Since 1989 Roger volunteered for Recording for the Blind and Dyslexic, whose national headquarters and library is in Princeton, N.J.

He moved to the Vineyard in 1995, and was loaned recording equipment to continue work from his home in Sengekontacket. He amassed a record of over 6,100 hours of volunteer recording, more than anyone to date for the Washington Studio, completing over 48 books in their entirety and several hundred books of which he recorded parts or chapters.

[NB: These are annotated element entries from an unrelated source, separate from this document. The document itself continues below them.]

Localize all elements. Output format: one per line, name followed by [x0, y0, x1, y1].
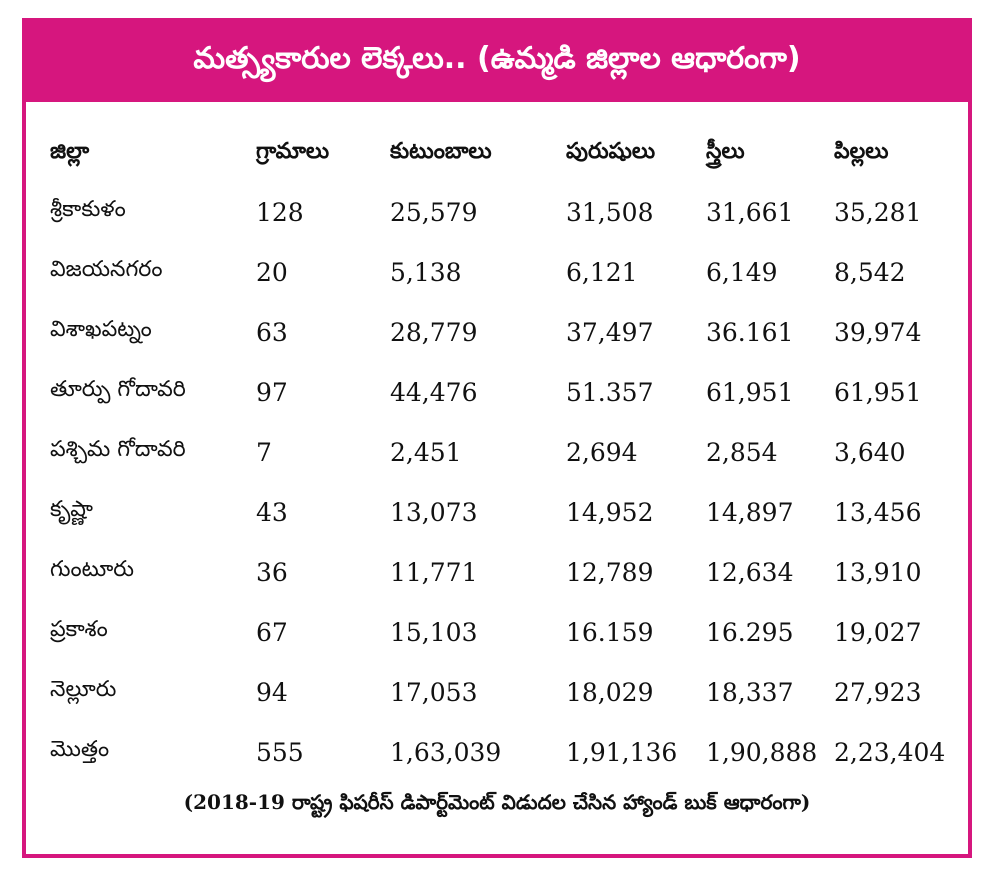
men-cell: 16.159 [566, 617, 654, 647]
women-cell: 31,661 [706, 197, 794, 227]
families-cell: 1,63,039 [390, 737, 502, 767]
villages-cell: 20 [256, 257, 288, 287]
men-cell: 51.357 [566, 377, 654, 407]
women-cell: 61,951 [706, 377, 794, 407]
infographic-frame: మత్స్యకారుల లెక్కలు.. (ఉమ్మడి జిల్లాల ఆధ… [22, 18, 972, 858]
men-cell: 1,91,136 [566, 737, 678, 767]
men-cell: 12,789 [566, 557, 654, 587]
men-cell: 2,694 [566, 437, 638, 467]
families-cell: 2,451 [390, 437, 462, 467]
men-cell: 37,497 [566, 317, 654, 347]
families-cell: 44,476 [390, 377, 478, 407]
villages-cell: 97 [256, 377, 288, 407]
children-cell: 2,23,404 [834, 737, 946, 767]
villages-cell: 7 [256, 437, 272, 467]
families-cell: 13,073 [390, 497, 478, 527]
women-cell: 12,634 [706, 557, 794, 587]
table-header-row: జిల్లా గ్రామాలు కుటుంబాలు పురుషులు స్త్ర… [50, 126, 950, 182]
table-row: కృష్ణా 43 13,073 14,952 14,897 13,456 [50, 482, 950, 542]
table-row: నెల్లూరు 94 17,053 18,029 18,337 27,923 [50, 662, 950, 722]
villages-cell: 67 [256, 617, 288, 647]
women-cell: 14,897 [706, 497, 794, 527]
men-cell: 14,952 [566, 497, 654, 527]
district-cell: శ్రీకాకుళం [50, 197, 126, 222]
page-title: మత్స్యకారుల లెక్కలు.. (ఉమ్మడి జిల్లాల ఆధ… [193, 41, 801, 76]
children-cell: 35,281 [834, 197, 922, 227]
men-cell: 31,508 [566, 197, 654, 227]
table-row: పశ్చిమ గోదావరి 7 2,451 2,694 2,854 3,640 [50, 422, 950, 482]
children-cell: 39,974 [834, 317, 922, 347]
children-cell: 61,951 [834, 377, 922, 407]
villages-cell: 36 [256, 557, 288, 587]
children-cell: 19,027 [834, 617, 922, 647]
table-row: తూర్పు గోదావరి 97 44,476 51.357 61,951 6… [50, 362, 950, 422]
families-cell: 25,579 [390, 197, 478, 227]
villages-cell: 63 [256, 317, 288, 347]
women-cell: 36.161 [706, 317, 794, 347]
families-cell: 15,103 [390, 617, 478, 647]
table-row: గుంటూరు 36 11,771 12,789 12,634 13,910 [50, 542, 950, 602]
families-cell: 17,053 [390, 677, 478, 707]
table-row: శ్రీకాకుళం 128 25,579 31,508 31,661 35,2… [50, 182, 950, 242]
column-header-district: జిల్లా [50, 139, 90, 164]
villages-cell: 43 [256, 497, 288, 527]
column-header-women: స్త్రీలు [706, 139, 745, 164]
source-note: (2018-19 రాష్ట్ర ఫిషరీస్ డిపార్ట్‌మెంట్ … [183, 790, 811, 814]
district-cell: మొత్తం [50, 737, 110, 762]
district-cell: కృష్ణా [50, 497, 93, 522]
families-cell: 28,779 [390, 317, 478, 347]
column-header-men: పురుషులు [566, 139, 656, 164]
table-row: ప్రకాశం 67 15,103 16.159 16.295 19,027 [50, 602, 950, 662]
district-cell: తూర్పు గోదావరి [50, 377, 186, 402]
column-header-children: పిల్లలు [834, 139, 889, 164]
column-header-villages: గ్రామాలు [256, 139, 330, 164]
families-cell: 5,138 [390, 257, 462, 287]
title-banner: మత్స్యకారుల లెక్కలు.. (ఉమ్మడి జిల్లాల ఆధ… [26, 22, 968, 102]
total-row: మొత్తం 555 1,63,039 1,91,136 1,90,888 2,… [50, 722, 950, 782]
district-cell: విశాఖపట్నం [50, 317, 152, 342]
villages-cell: 128 [256, 197, 304, 227]
women-cell: 16.295 [706, 617, 794, 647]
children-cell: 13,910 [834, 557, 922, 587]
table-row: విశాఖపట్నం 63 28,779 37,497 36.161 39,97… [50, 302, 950, 362]
district-cell: పశ్చిమ గోదావరి [50, 437, 186, 462]
women-cell: 2,854 [706, 437, 778, 467]
men-cell: 18,029 [566, 677, 654, 707]
fishermen-table: జిల్లా గ్రామాలు కుటుంబాలు పురుషులు స్త్ర… [50, 126, 950, 782]
district-cell: గుంటూరు [50, 557, 134, 582]
children-cell: 13,456 [834, 497, 922, 527]
women-cell: 1,90,888 [706, 737, 818, 767]
table-row: విజయనగరం 20 5,138 6,121 6,149 8,542 [50, 242, 950, 302]
children-cell: 8,542 [834, 257, 906, 287]
villages-cell: 94 [256, 677, 288, 707]
district-cell: విజయనగరం [50, 257, 163, 282]
women-cell: 18,337 [706, 677, 794, 707]
women-cell: 6,149 [706, 257, 778, 287]
children-cell: 3,640 [834, 437, 906, 467]
men-cell: 6,121 [566, 257, 638, 287]
children-cell: 27,923 [834, 677, 922, 707]
families-cell: 11,771 [390, 557, 478, 587]
district-cell: నెల్లూరు [50, 677, 117, 702]
column-header-families: కుటుంబాలు [390, 139, 492, 164]
district-cell: ప్రకాశం [50, 617, 108, 642]
villages-cell: 555 [256, 737, 304, 767]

Roger began singing as a kindergartner in Ithaca, sang in the Episcopal Boys Choir, Boynton Jr. High Chorus, then, as a tenor, in his high school glee club. He was president of the Cornell Men’s Glee Club, and sang in church choirs in Ithaca, Virginia, Maryland and Martha’s Vineyard. He was a member of the semiprofessional Paul Hill Chorale in Washington, D.C., singing over 100 concerts in the Kennedy Center Concert Hall, including at its opening in 1971. On the Vineyard he had sung with the Island Community Chorus and the Jim Thomas Slavesongs Choir. He also played tenor sax and bassoon.

In 1998, after moving permanently to the Vineyard, he became secretary of the Sengekontacket community where he and Jane had lived since 1990.

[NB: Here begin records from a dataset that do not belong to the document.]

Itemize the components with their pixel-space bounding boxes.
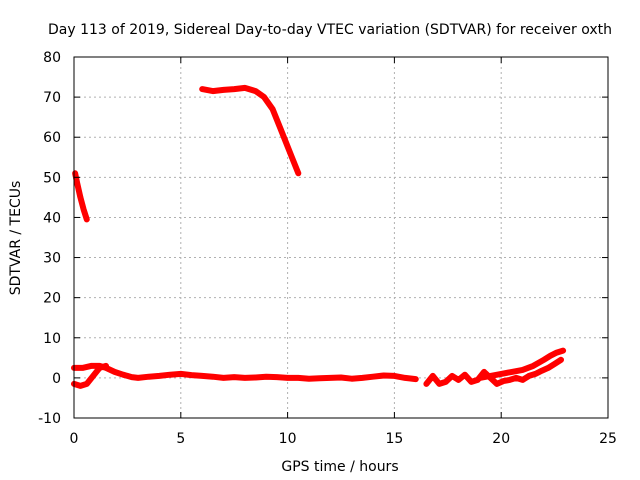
tick-labels: 0 5 10 15 20 25 -10 0 10 20 30 40 50 60 70 80 [38,50,617,447]
plot-frame [73,56,609,419]
series-line-segment-late-noisy [423,356,564,387]
y-tick-label: 30 [43,251,61,267]
y-tick-label: 0 [52,371,61,387]
series-line-segment-early-decline [72,170,90,223]
y-tick-label: -10 [38,411,61,427]
x-tick-label: 5 [176,431,185,447]
y-tick-label: 50 [43,170,61,186]
y-axis-label: SDTVAR / TECUs [8,181,24,296]
series-line-segment-late-upper [476,347,567,381]
grid [74,57,608,418]
y-tick-label: 40 [43,210,61,226]
ticks [73,56,609,419]
series-group [71,84,567,389]
x-tick-label: 15 [385,431,403,447]
x-tick-label: 25 [599,431,617,447]
series-line-segment-high-arc [199,84,302,177]
x-tick-label: 0 [70,431,79,447]
series-line-segment-baseline-upper [71,362,419,383]
x-tick-label: 10 [279,431,297,447]
x-tick-label: 20 [492,431,510,447]
y-tick-label: 20 [43,291,61,307]
y-tick-label: 10 [43,331,61,347]
chart-title: Day 113 of 2019, Sidereal Day-to-day VTE… [48,22,612,38]
series-line-segment-baseline-lower [71,362,109,389]
y-tick-label: 70 [43,90,61,106]
y-tick-label: 60 [43,130,61,146]
y-tick-label: 80 [43,50,61,66]
x-axis-label: GPS time / hours [281,459,398,475]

He was a member of Unitarian Churches in Ithaca, Virginia and Maryland, was a friend of the of Martha’s Vineyard Unitarian Universalist Society, and sang in several UU choirs. His recent work with the UUSMV included working for peace.

He was predeceased in 2016 by Jane, his wife of 65 who inspired him in his writing and peace efforts; and by their daughter, Peggy in 2010. He is survived by their son, David; daughter Cyndy; his brother Larry; one grandson and numerous cousins, nephews and nieces.

A funeral service will be held at a later date.

Donations can be made to Hospice of Martha’s Vineyard, P.O. Box 1478, Vineyard Haven, MA 02557 or to Elder Services of Cape Cod and the Islands, 68 Route 134, S. Dennis, MA 02660.